According to the economist, the lowering of interest rates continues not only in Azerbaijan but also in European countries.

“If you pay attention, many European countries have implemented similar policies in this regard, which led to a decrease in the money supply. But if we compare the beginning and the end of this year, the inflation rate was relatively high, but now it is decreasing. It is also expected to decrease by 3-5% in the coming years. This was predicted by both our and foreign experts from the World Bank and the International Monetary Fund. Of course, it would be appropriate to increase the interest rates to stimulate the banking sector,” Gurbanov said.

Further, the expert was very optimistic about the future of Azerbaijani manat: “I don’t think there is any serious threat of inflation rise for the upcoming years. I think the revival of economies is nigh,” the expert added.

Inflation is an important factor influencing central bank interest rate decisions. Inflation occurs when the general price level of goods and services in an economy rises, which causes a decrease in the purchasing power of a country’s currency. To combat high inflation, central banks can raise interest rates to cut spending and cool the economy.

Often, increased availability of goods in the market as a result of increased production and imports puts downward pressure on prices. This is because a surplus of goods leads to more competitive prices among sellers.

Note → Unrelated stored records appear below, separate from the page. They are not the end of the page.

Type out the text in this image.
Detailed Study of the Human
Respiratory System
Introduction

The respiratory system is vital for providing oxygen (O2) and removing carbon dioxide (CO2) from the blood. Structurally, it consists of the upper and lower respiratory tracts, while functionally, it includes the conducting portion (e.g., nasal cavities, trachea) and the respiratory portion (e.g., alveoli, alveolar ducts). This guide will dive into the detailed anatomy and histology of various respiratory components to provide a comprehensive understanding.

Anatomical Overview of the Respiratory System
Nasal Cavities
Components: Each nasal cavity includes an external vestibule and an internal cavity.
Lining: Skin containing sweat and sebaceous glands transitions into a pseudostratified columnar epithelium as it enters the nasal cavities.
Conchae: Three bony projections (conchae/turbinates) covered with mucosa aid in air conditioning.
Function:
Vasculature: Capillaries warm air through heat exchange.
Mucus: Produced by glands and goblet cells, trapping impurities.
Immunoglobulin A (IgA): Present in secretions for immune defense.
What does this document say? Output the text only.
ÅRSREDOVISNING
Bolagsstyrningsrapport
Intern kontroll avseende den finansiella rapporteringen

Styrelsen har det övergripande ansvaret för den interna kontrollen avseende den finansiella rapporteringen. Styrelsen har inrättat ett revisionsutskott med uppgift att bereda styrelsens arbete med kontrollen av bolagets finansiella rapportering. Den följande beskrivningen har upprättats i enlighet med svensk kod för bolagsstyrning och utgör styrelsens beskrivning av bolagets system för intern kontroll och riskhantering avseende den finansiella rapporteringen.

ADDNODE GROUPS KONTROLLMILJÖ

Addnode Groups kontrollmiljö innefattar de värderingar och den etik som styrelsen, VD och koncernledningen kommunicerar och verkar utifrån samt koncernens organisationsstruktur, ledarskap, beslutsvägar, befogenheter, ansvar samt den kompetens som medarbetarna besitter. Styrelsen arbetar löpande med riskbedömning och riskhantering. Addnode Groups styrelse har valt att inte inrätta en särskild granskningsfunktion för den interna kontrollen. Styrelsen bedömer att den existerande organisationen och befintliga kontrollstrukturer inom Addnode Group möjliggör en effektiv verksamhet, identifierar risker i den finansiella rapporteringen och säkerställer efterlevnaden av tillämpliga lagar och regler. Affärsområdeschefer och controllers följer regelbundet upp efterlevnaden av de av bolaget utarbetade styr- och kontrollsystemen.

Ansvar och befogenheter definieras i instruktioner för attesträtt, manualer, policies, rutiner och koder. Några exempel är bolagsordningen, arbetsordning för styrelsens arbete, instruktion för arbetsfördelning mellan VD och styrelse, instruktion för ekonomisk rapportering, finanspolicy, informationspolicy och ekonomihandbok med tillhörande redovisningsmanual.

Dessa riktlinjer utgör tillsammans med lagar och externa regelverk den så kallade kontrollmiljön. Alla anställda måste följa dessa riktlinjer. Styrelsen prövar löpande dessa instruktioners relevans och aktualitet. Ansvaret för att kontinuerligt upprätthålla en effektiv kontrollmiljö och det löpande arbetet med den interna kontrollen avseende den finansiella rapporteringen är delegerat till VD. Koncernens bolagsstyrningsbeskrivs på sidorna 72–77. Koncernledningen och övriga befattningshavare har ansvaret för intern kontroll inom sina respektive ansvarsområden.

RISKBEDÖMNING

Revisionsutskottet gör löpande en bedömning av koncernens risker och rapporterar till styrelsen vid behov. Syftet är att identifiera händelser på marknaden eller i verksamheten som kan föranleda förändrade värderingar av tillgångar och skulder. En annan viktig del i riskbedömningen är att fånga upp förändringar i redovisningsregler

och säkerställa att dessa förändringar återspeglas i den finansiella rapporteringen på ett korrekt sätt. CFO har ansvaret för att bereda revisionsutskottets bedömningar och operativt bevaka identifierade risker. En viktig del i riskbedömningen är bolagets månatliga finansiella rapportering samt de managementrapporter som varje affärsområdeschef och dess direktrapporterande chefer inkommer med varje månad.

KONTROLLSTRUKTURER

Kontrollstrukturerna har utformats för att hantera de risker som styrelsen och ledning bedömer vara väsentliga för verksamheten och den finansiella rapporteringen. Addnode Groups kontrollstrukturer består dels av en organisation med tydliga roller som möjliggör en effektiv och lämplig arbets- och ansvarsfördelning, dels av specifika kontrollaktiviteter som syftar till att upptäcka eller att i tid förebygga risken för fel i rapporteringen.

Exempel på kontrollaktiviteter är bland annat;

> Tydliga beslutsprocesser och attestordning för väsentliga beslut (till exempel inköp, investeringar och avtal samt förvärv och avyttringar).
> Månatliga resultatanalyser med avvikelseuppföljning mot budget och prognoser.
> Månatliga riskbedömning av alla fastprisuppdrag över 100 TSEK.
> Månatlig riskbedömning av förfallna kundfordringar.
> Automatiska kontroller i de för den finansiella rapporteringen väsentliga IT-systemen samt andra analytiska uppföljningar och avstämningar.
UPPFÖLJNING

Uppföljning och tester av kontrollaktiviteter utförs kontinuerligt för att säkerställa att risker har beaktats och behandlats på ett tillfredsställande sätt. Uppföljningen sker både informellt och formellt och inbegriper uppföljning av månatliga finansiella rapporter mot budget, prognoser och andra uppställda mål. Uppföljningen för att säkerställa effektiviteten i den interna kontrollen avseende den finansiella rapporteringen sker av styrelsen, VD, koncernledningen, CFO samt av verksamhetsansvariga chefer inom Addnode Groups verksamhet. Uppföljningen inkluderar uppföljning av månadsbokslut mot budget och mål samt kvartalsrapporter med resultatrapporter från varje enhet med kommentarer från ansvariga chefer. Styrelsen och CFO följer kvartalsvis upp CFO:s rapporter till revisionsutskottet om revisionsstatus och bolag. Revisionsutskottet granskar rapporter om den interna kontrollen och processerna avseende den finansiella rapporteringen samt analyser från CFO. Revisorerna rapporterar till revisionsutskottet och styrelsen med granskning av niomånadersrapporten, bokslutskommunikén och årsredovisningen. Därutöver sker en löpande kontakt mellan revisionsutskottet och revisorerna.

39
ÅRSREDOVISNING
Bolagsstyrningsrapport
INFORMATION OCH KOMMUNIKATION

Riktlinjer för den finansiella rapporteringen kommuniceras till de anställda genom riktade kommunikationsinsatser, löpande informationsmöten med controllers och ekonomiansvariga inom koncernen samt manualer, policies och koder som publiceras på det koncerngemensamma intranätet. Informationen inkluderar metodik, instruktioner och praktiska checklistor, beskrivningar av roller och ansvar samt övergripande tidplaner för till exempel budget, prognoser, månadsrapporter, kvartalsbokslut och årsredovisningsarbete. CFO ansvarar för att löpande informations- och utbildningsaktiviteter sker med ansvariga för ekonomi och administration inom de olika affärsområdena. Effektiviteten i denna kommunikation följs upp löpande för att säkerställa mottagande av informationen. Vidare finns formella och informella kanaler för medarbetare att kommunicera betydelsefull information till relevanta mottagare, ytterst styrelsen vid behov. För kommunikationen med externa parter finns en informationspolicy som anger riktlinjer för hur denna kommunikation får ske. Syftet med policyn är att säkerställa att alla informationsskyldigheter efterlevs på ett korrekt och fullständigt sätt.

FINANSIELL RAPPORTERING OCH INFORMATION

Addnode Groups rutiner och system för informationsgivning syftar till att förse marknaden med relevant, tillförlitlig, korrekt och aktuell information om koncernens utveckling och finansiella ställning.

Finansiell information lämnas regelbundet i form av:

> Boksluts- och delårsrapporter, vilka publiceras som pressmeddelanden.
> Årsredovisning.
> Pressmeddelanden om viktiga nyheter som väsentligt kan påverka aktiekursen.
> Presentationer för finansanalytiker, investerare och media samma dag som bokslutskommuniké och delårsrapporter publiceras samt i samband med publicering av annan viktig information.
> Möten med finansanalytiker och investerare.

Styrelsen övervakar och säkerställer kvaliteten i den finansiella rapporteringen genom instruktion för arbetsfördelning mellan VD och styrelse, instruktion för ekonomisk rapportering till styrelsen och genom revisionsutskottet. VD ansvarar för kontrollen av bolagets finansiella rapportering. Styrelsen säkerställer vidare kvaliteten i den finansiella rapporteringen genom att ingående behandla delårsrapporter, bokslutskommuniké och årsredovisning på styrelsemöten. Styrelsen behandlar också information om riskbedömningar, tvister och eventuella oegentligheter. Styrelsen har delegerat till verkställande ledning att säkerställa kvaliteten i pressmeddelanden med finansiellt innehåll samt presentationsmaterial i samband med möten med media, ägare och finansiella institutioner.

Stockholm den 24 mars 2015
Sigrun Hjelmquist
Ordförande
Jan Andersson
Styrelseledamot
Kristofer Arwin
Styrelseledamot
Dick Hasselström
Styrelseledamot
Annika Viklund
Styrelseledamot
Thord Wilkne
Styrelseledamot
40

For example, Turkiye’s central bank often lowers interest rates as a monetary policy tool to stimulate economic growth and encourage borrowing and spending. When interest rates are low, borrowing becomes cheaper, and consumers and businesses invest and spend more. Thus, there was a period of devaluation of the currency in Turkiye, especially in relation to the lira. With this, the situation stabilized after measures were taken to solve the problem, such as raising interest rates, implementing currency controls, or asking for help from abroad.

Nevertheless, the question arises, whether the Central Bank’s lowering of interest rates can lower the exchange rate of the national currency, that is, the manat.

“The reduction of the interest rate can be the cause of inflation. As for devaluation, it also depends on the natural balance. I don’t think this can be a reason. Let’s assume that the last time it happened in our country was in 2014-2015. It also happened in our foreign balance in import and export transactions. What was this connected with, as a result of the sharp drop of oil in the world markets, a deficit was created in the natural balance. In order to prevent this, the Central Bank released foreign exchange reserves for the corresponding period. These reserves also began to decrease. As we know, if we pay attention to the forecasts, energy resources are expected to increase, not decrease, in the coming winter. If we pay attention to the reserves of the European Union and other countries, we will see that oil and oil products are the main commodities of our export resource, so I don’t see a problem with this,” Emin Gurbanov concluded.